Бракованные - страница 33
— У нас куча времени, — оживился Давид, усадил друга в кресло, сам побежал за своим стулом и уселся рядом.
Дима глубоко выдохнул, сглотнул и закрыл глаза. Ему было сложно начать разговор. Но он знал: как только он скажет это ужасное слово, ему сразу станет легче. Надо просто открыть рот и вслух произнести это слово. Он посмотрел другу прямо в глаза и отчеканил почти по слогам:
— Я — садист.
По лицу Давида пронеслась усмешка, он криво улыбнулся, замотал головой. Потом скользнул взглядом сверху вниз по Диме и снова замотал головой:
— Что за бред? Ты? Садист?
И друг стал рассказывать.
Ему было тогда лет двенадцать. Дима часто прятался от отца на сеновале. Перед сном, он частенько занимался онанизмом. В таком возрасте этим балуются все мальчишки. В один из дней за этим занятием его застал отец. Мальчику до экстаза не хватило всего каких-то пяти-семи секунд, когда отец схватил костыль и стал бить его, даже не глядя куда попадают удары. Запертый в угол мальчонка не мог увернуться и убежать, он только сгруппировался, прикрыл руками голову и ждал, когда закончатся побои и отец устанет. Но когда он понял, что силы покидают его и он сейчас потеряет сознание, его окатил сильнейший оргазм, который он никогда раньше не испытывал. Это была яркая и долгая волна наслаждения, тянущая, пульсирующая, как будто ты летишь на качелях вниз и в один момент за них хватаешься, и тебя подбрасывает вверх. Это было ощущение щекочущего тепла, которое вспыхнуло где-то снизу, окутало и проникло в голову, оставляя тело клубиться дрожью. Возможно, он тогда даже потерял сознание, но то ощущение забыть было невозможно.

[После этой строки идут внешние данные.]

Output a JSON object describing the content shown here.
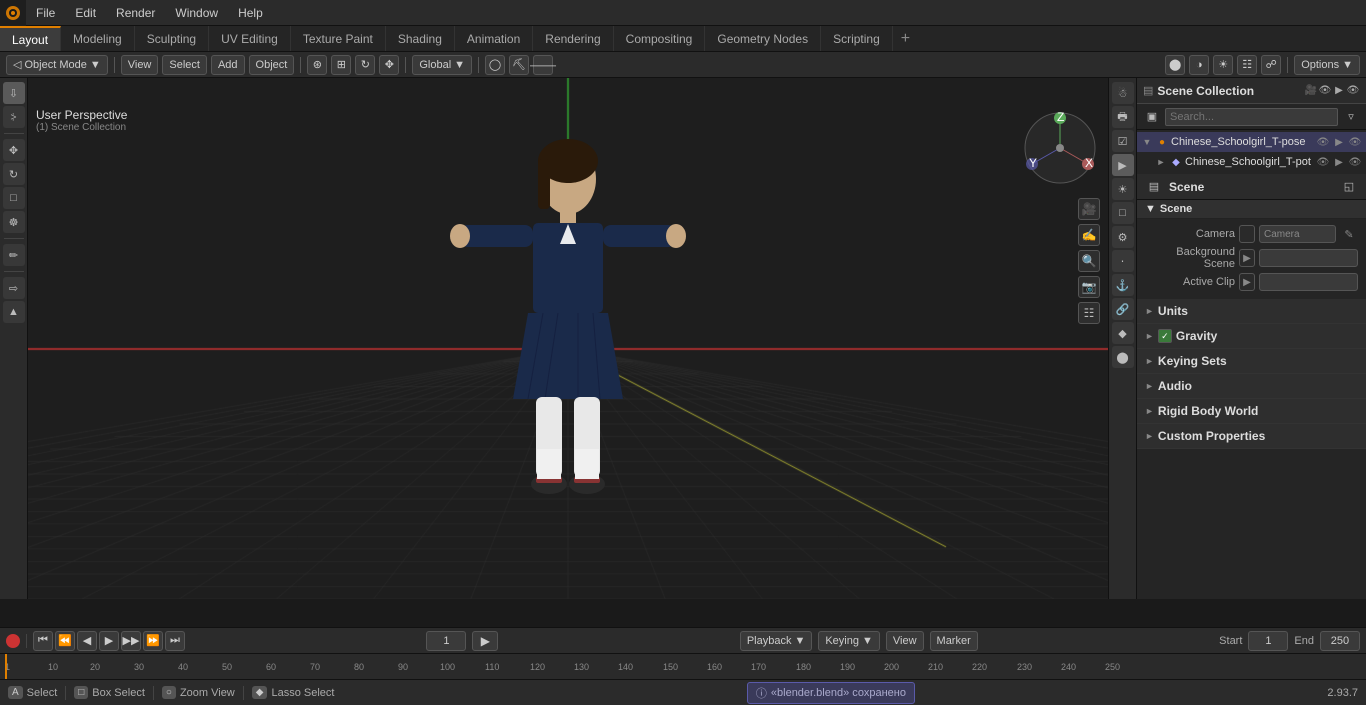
{
  "app": {
    "title": "Blender",
    "version": "2.93.7"
  },
  "top_menu": {
    "items": [
      "File",
      "Edit",
      "Render",
      "Window",
      "Help"
    ]
  },
  "workspace_tabs": {
    "tabs": [
      "Layout",
      "Modeling",
      "Sculpting",
      "UV Editing",
      "Texture Paint",
      "Shading",
      "Animation",
      "Rendering",
      "Compositing",
      "Geometry Nodes",
      "Scripting"
    ],
    "active": "Layout",
    "add_label": "+"
  },
  "viewport_header": {
    "mode_label": "Object Mode",
    "view_label": "View",
    "select_label": "Select",
    "add_label": "Add",
    "object_label": "Object",
    "transform_label": "Global",
    "options_label": "Options"
  },
  "viewport": {
    "breadcrumb_main": "User Perspective",
    "breadcrumb_sub": "(1) Scene Collection"
  },
  "outliner": {
    "title": "Scene Collection",
    "items": [
      {
        "label": "Chinese_Schoolgirl_T-pose",
        "indent": 0,
        "expanded": true,
        "icon": "mesh"
      },
      {
        "label": "Chinese_Schoolgirl_T-pot",
        "indent": 1,
        "expanded": false,
        "icon": "armature"
      }
    ]
  },
  "properties": {
    "active_tab": "scene",
    "tabs": [
      "render",
      "output",
      "view_layer",
      "scene",
      "world",
      "object",
      "modifiers",
      "particles",
      "physics",
      "constraints",
      "data",
      "material",
      "shading"
    ],
    "header_label": "Scene",
    "section_scene": {
      "label": "Scene",
      "expanded": true,
      "camera_label": "Camera",
      "camera_value": "",
      "background_scene_label": "Background Scene",
      "background_scene_value": "",
      "active_clip_label": "Active Clip",
      "active_clip_value": ""
    },
    "section_units": {
      "label": "Units",
      "expanded": false
    },
    "section_gravity": {
      "label": "Gravity",
      "expanded": false,
      "checkbox": true
    },
    "section_keying_sets": {
      "label": "Keying Sets",
      "expanded": false
    },
    "section_audio": {
      "label": "Audio",
      "expanded": false
    },
    "section_rigid_body_world": {
      "label": "Rigid Body World",
      "expanded": false
    },
    "section_custom_properties": {
      "label": "Custom Properties",
      "expanded": false
    }
  },
  "timeline": {
    "playback_label": "Playback",
    "keying_label": "Keying",
    "view_label": "View",
    "marker_label": "Marker",
    "current_frame": "1",
    "start_label": "Start",
    "start_value": "1",
    "end_label": "End",
    "end_value": "250",
    "frame_marks": [
      "1",
      "10",
      "20",
      "30",
      "40",
      "50",
      "60",
      "70",
      "80",
      "90",
      "100",
      "110",
      "120",
      "130",
      "140",
      "150",
      "160",
      "170",
      "180",
      "190",
      "200",
      "210",
      "220",
      "230",
      "240",
      "250"
    ]
  },
  "status_bar": {
    "select_label": "Select",
    "select_shortcut": "A",
    "box_select_label": "Box Select",
    "zoom_label": "Zoom View",
    "lasso_label": "Lasso Select",
    "info_icon": "i",
    "notification": "«blender.blend» сохранено",
    "version": "2.93.7"
  }
}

Потом он пытался испытать эти ощущения еще раз, но они только притуплялись, и тогда он понял, что они напрямую связаны с болью. Некоторых девушек пугали его просьбы, но было несколько смелых, которые делали все, что он просил. Были и те, кто унижал его из-за большого размера члена, отвергал, и ему хотелось их наказать. И не только их. Чуть позже у него настал период, когда ему хотелось наказать всех женщин на свете. И он делал это, и так увлекся этой местью и поиском того забытого наслаждения, что не сразу понял, что стал зависим от боли. И самое главное, к чему он пришел на сегодняшний день – без нее он не мог получить удовольствия. Совсем не мог, ничего.
Давид слушал друга, морщился, чесал бороду и, когда тот закончил исповедь, сказал:
— Прости. Кое-что я все-таки не понял. Тебе необходимо, чтобы тебя били… — он запнулся, искоса посмотрел и поправился: — Тебе надо, чтобы тебе делали больно или ты делал?
— Я пробовал разные варианты. Последние лет десять причиняю боль я.
— Теперь кое-что встает на свои места. Алену тогда изнасиловал… потому что… — Давид замолчал. На самом деле он уже все понял.
— Я не помню, как это произошло. Нет. Вру. Я помню это и хочу забыть, но не могу! В тот день я обкурился травкой, ты уехал, мне было одиноко, а тут она пришла… дерзила, вызывала на конфликт… И я подумал, что пора сделать больно не по договоренности, не потому что я плачУ и они терпят. А по-настоящему. И кончить по-настоящему. — Дима замолчал и в поиске поддержки посмотрел в глаза другу.
Давид не смутился и не отвернулся.
— Это был единственный раз, когда я насиловал не за деньги, а по-настоящему. Я до сих пор не могу себе этого простить.
— Я знаю. Я понял это сразу, как увидел тебя тогда. И ты… — Давид опять засмущался, но все же продолжил: — Ты тогда… смог повторить… ощущения были сильными?